TDas Vereinigte Königreich hatte lange Zeit keinen guten Eurovision Song Contest, aber der letztjährige Wettbewerb war selbst nach unseren eigenen niedrigen Maßstäben erbärmlich. Wir haben 2019 mit 11 Punkten das Ende der Rangliste erreicht, die Ausgabe 2020 wurde aufgrund der Pandemie abgesagt, und dann sah 2021 aus James Newmans bissige Dance-Pop-Nummer Embers erhalten sowohl bei der Jury- als auch bei der Publikumsabstimmung null Punkte: das erste Lied in der Geschichte des Eurovision Song Contest, das in beiden Punkten null Punkte erzielt.

Das lässt die diesjährigen Eurovisions-Quoten leicht surreal erscheinen: Laut Buchmachern ist der britische Teilnehmer von 2022, Space Man, der zweite Favorit auf den Sieg am Samstag, direkt hinter der Ukraine.

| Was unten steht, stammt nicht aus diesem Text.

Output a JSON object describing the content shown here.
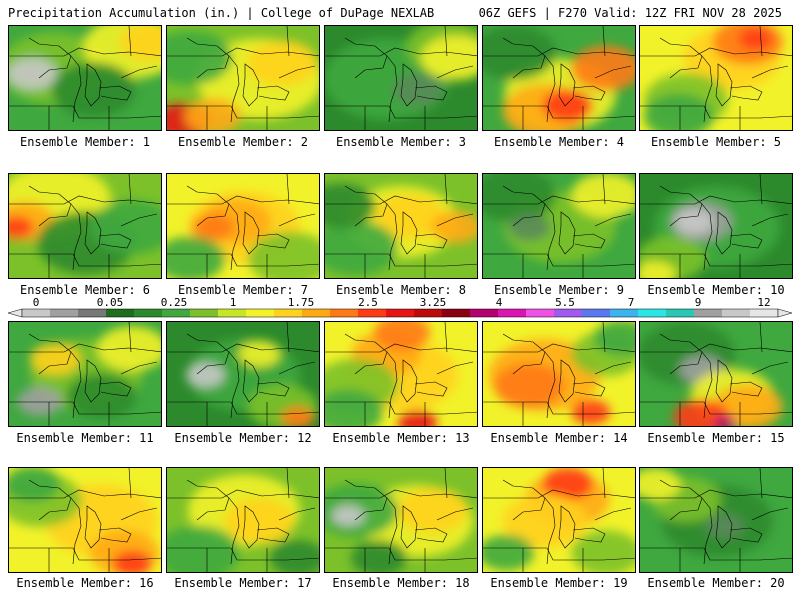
{
  "header": {
    "left": "Precipitation Accumulation (in.) | College of DuPage NEXLAB",
    "right": "06Z GEFS | F270 Valid: 12Z FRI NOV 28 2025"
  },
  "legend": {
    "tick_labels": [
      "0",
      "0.05",
      "0.25",
      "1",
      "1.75",
      "2.5",
      "3.25",
      "4",
      "5.5",
      "7",
      "9",
      "12"
    ],
    "colors": [
      "#c8c8c8",
      "#a0a0a0",
      "#787878",
      "#1e6e1e",
      "#2c8a2c",
      "#3fa83f",
      "#7cc12a",
      "#c8e628",
      "#f2f22a",
      "#ffd21e",
      "#ffaa14",
      "#ff7a14",
      "#ff3c14",
      "#e61414",
      "#be0a0a",
      "#8c0014",
      "#b4006e",
      "#dc14b4",
      "#f050e6",
      "#a05af0",
      "#5a78f0",
      "#3cb4f0",
      "#28e6e6",
      "#28c8b4",
      "#a0a0a0",
      "#c8c8c8",
      "#e6e6e6"
    ]
  },
  "members": [
    {
      "label": "Ensemble Member: 1",
      "base": "#3fa83f",
      "blobs": [
        [
          "#7cc12a",
          0.3,
          0.4,
          40
        ],
        [
          "#f2f22a",
          0.8,
          0.2,
          35
        ],
        [
          "#ffd21e",
          0.9,
          0.15,
          20
        ],
        [
          "#c8c8c8",
          0.15,
          0.45,
          18
        ],
        [
          "#2c8a2c",
          0.55,
          0.6,
          30
        ]
      ]
    },
    {
      "label": "Ensemble Member: 2",
      "base": "#7cc12a",
      "blobs": [
        [
          "#f2f22a",
          0.6,
          0.5,
          45
        ],
        [
          "#ffd21e",
          0.75,
          0.35,
          25
        ],
        [
          "#3fa83f",
          0.15,
          0.3,
          30
        ],
        [
          "#e61414",
          0.1,
          0.9,
          20
        ],
        [
          "#ffaa14",
          0.3,
          0.85,
          20
        ]
      ]
    },
    {
      "label": "Ensemble Member: 3",
      "base": "#2c8a2c",
      "blobs": [
        [
          "#3fa83f",
          0.4,
          0.5,
          45
        ],
        [
          "#7cc12a",
          0.8,
          0.2,
          30
        ],
        [
          "#f2f22a",
          0.85,
          0.3,
          25
        ],
        [
          "#5a8a5a",
          0.6,
          0.6,
          18
        ]
      ]
    },
    {
      "label": "Ensemble Member: 4",
      "base": "#3fa83f",
      "blobs": [
        [
          "#f2f22a",
          0.5,
          0.65,
          40
        ],
        [
          "#ffaa14",
          0.4,
          0.8,
          30
        ],
        [
          "#ff3c14",
          0.55,
          0.75,
          18
        ],
        [
          "#ff7a14",
          0.8,
          0.4,
          25
        ],
        [
          "#2c8a2c",
          0.2,
          0.25,
          30
        ]
      ]
    },
    {
      "label": "Ensemble Member: 5",
      "base": "#f2f22a",
      "blobs": [
        [
          "#ffd21e",
          0.6,
          0.3,
          35
        ],
        [
          "#ff7a14",
          0.7,
          0.15,
          25
        ],
        [
          "#ff3c14",
          0.75,
          0.12,
          12
        ],
        [
          "#7cc12a",
          0.3,
          0.7,
          30
        ],
        [
          "#3fa83f",
          0.25,
          0.85,
          25
        ]
      ]
    },
    {
      "label": "Ensemble Member: 6",
      "base": "#7cc12a",
      "blobs": [
        [
          "#f2f22a",
          0.3,
          0.25,
          40
        ],
        [
          "#ffaa14",
          0.1,
          0.45,
          22
        ],
        [
          "#ff3c14",
          0.05,
          0.5,
          12
        ],
        [
          "#2c8a2c",
          0.5,
          0.65,
          35
        ],
        [
          "#3fa83f",
          0.8,
          0.5,
          30
        ]
      ]
    },
    {
      "label": "Ensemble Member: 7",
      "base": "#f2f22a",
      "blobs": [
        [
          "#ffd21e",
          0.5,
          0.5,
          40
        ],
        [
          "#ffaa14",
          0.45,
          0.45,
          25
        ],
        [
          "#ff7a14",
          0.3,
          0.5,
          15
        ],
        [
          "#7cc12a",
          0.8,
          0.8,
          30
        ],
        [
          "#3fa83f",
          0.15,
          0.8,
          25
        ]
      ]
    },
    {
      "label": "Ensemble Member: 8",
      "base": "#7cc12a",
      "blobs": [
        [
          "#f2f22a",
          0.5,
          0.45,
          40
        ],
        [
          "#ffd21e",
          0.55,
          0.4,
          25
        ],
        [
          "#ffaa14",
          0.85,
          0.5,
          18
        ],
        [
          "#3fa83f",
          0.2,
          0.7,
          30
        ],
        [
          "#2c8a2c",
          0.1,
          0.3,
          25
        ]
      ]
    },
    {
      "label": "Ensemble Member: 9",
      "base": "#3fa83f",
      "blobs": [
        [
          "#7cc12a",
          0.5,
          0.5,
          40
        ],
        [
          "#2c8a2c",
          0.2,
          0.2,
          30
        ],
        [
          "#f2f22a",
          0.8,
          0.2,
          25
        ],
        [
          "#5a8a5a",
          0.3,
          0.5,
          15
        ]
      ]
    },
    {
      "label": "Ensemble Member: 10",
      "base": "#2c8a2c",
      "blobs": [
        [
          "#3fa83f",
          0.5,
          0.5,
          45
        ],
        [
          "#a0a0a0",
          0.4,
          0.45,
          22
        ],
        [
          "#c8c8c8",
          0.35,
          0.45,
          14
        ],
        [
          "#7cc12a",
          0.2,
          0.8,
          25
        ],
        [
          "#f2f22a",
          0.1,
          0.95,
          15
        ]
      ]
    },
    {
      "label": "Ensemble Member: 11",
      "base": "#3fa83f",
      "blobs": [
        [
          "#7cc12a",
          0.5,
          0.5,
          40
        ],
        [
          "#f2f22a",
          0.8,
          0.25,
          25
        ],
        [
          "#ffd21e",
          0.3,
          0.35,
          18
        ],
        [
          "#a0a0a0",
          0.2,
          0.75,
          16
        ],
        [
          "#2c8a2c",
          0.6,
          0.7,
          25
        ]
      ]
    },
    {
      "label": "Ensemble Member: 12",
      "base": "#2c8a2c",
      "blobs": [
        [
          "#3fa83f",
          0.5,
          0.5,
          40
        ],
        [
          "#c8c8c8",
          0.25,
          0.5,
          14
        ],
        [
          "#7cc12a",
          0.75,
          0.8,
          25
        ],
        [
          "#ff7a14",
          0.85,
          0.9,
          12
        ],
        [
          "#f2f22a",
          0.6,
          0.3,
          15
        ]
      ]
    },
    {
      "label": "Ensemble Member: 13",
      "base": "#f2f22a",
      "blobs": [
        [
          "#ffd21e",
          0.5,
          0.5,
          40
        ],
        [
          "#ffaa14",
          0.4,
          0.3,
          25
        ],
        [
          "#ff7a14",
          0.5,
          0.1,
          20
        ],
        [
          "#7cc12a",
          0.2,
          0.6,
          30
        ],
        [
          "#3fa83f",
          0.15,
          0.85,
          25
        ],
        [
          "#e61414",
          0.6,
          0.95,
          14
        ]
      ]
    },
    {
      "label": "Ensemble Member: 14",
      "base": "#f2f22a",
      "blobs": [
        [
          "#ffaa14",
          0.4,
          0.5,
          40
        ],
        [
          "#ff7a14",
          0.3,
          0.6,
          25
        ],
        [
          "#ff3c14",
          0.7,
          0.85,
          14
        ],
        [
          "#7cc12a",
          0.8,
          0.3,
          25
        ],
        [
          "#3fa83f",
          0.9,
          0.15,
          20
        ]
      ]
    },
    {
      "label": "Ensemble Member: 15",
      "base": "#3fa83f",
      "blobs": [
        [
          "#2c8a2c",
          0.3,
          0.3,
          35
        ],
        [
          "#a0a0a0",
          0.4,
          0.45,
          16
        ],
        [
          "#f2f22a",
          0.6,
          0.7,
          30
        ],
        [
          "#ffaa14",
          0.7,
          0.8,
          25
        ],
        [
          "#ff3c14",
          0.4,
          0.9,
          20
        ],
        [
          "#b4006e",
          0.55,
          0.95,
          8
        ]
      ]
    },
    {
      "label": "Ensemble Member: 16",
      "base": "#f2f22a",
      "blobs": [
        [
          "#ffd21e",
          0.6,
          0.5,
          40
        ],
        [
          "#ffaa14",
          0.75,
          0.8,
          25
        ],
        [
          "#ff3c14",
          0.8,
          0.9,
          14
        ],
        [
          "#7cc12a",
          0.2,
          0.3,
          30
        ],
        [
          "#3fa83f",
          0.15,
          0.15,
          20
        ]
      ]
    },
    {
      "label": "Ensemble Member: 17",
      "base": "#7cc12a",
      "blobs": [
        [
          "#f2f22a",
          0.5,
          0.4,
          40
        ],
        [
          "#ffd21e",
          0.6,
          0.5,
          25
        ],
        [
          "#3fa83f",
          0.2,
          0.8,
          30
        ],
        [
          "#2c8a2c",
          0.85,
          0.85,
          20
        ]
      ]
    },
    {
      "label": "Ensemble Member: 18",
      "base": "#7cc12a",
      "blobs": [
        [
          "#f2f22a",
          0.6,
          0.5,
          40
        ],
        [
          "#ffd21e",
          0.7,
          0.4,
          25
        ],
        [
          "#3fa83f",
          0.2,
          0.4,
          30
        ],
        [
          "#c8c8c8",
          0.15,
          0.45,
          12
        ],
        [
          "#2c8a2c",
          0.35,
          0.85,
          20
        ]
      ]
    },
    {
      "label": "Ensemble Member: 19",
      "base": "#f2f22a",
      "blobs": [
        [
          "#ffaa14",
          0.55,
          0.3,
          30
        ],
        [
          "#ff3c14",
          0.55,
          0.15,
          18
        ],
        [
          "#ffd21e",
          0.4,
          0.5,
          30
        ],
        [
          "#7cc12a",
          0.8,
          0.8,
          25
        ],
        [
          "#3fa83f",
          0.15,
          0.8,
          20
        ]
      ]
    },
    {
      "label": "Ensemble Member: 20",
      "base": "#3fa83f",
      "blobs": [
        [
          "#2c8a2c",
          0.5,
          0.5,
          40
        ],
        [
          "#7cc12a",
          0.3,
          0.3,
          25
        ],
        [
          "#f2f22a",
          0.1,
          0.15,
          18
        ],
        [
          "#5a8a5a",
          0.55,
          0.55,
          14
        ]
      ]
    }
  ]
}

Der Song wird vom 32-jährigen Stimmkraftpaket und TikTok-Sensation Sam Ryder vorgetragen und ist eine ausgelassene Power-Ballade über kosmische Einsamkeit, die an klassischen britischen Pop wie Elton Johns Rocket Man, Bowies Starman und Queen erinnert. Es wurde gemeinsam mit Ed Sheeran-Mitarbeiterin Amy Wadge geschrieben, es ist raffiniert, dramatisch und beeindruckend eingängig, und es ist nicht schwer zu verstehen, warum Ryder unsere beste Wahl seit Ewigkeiten ist.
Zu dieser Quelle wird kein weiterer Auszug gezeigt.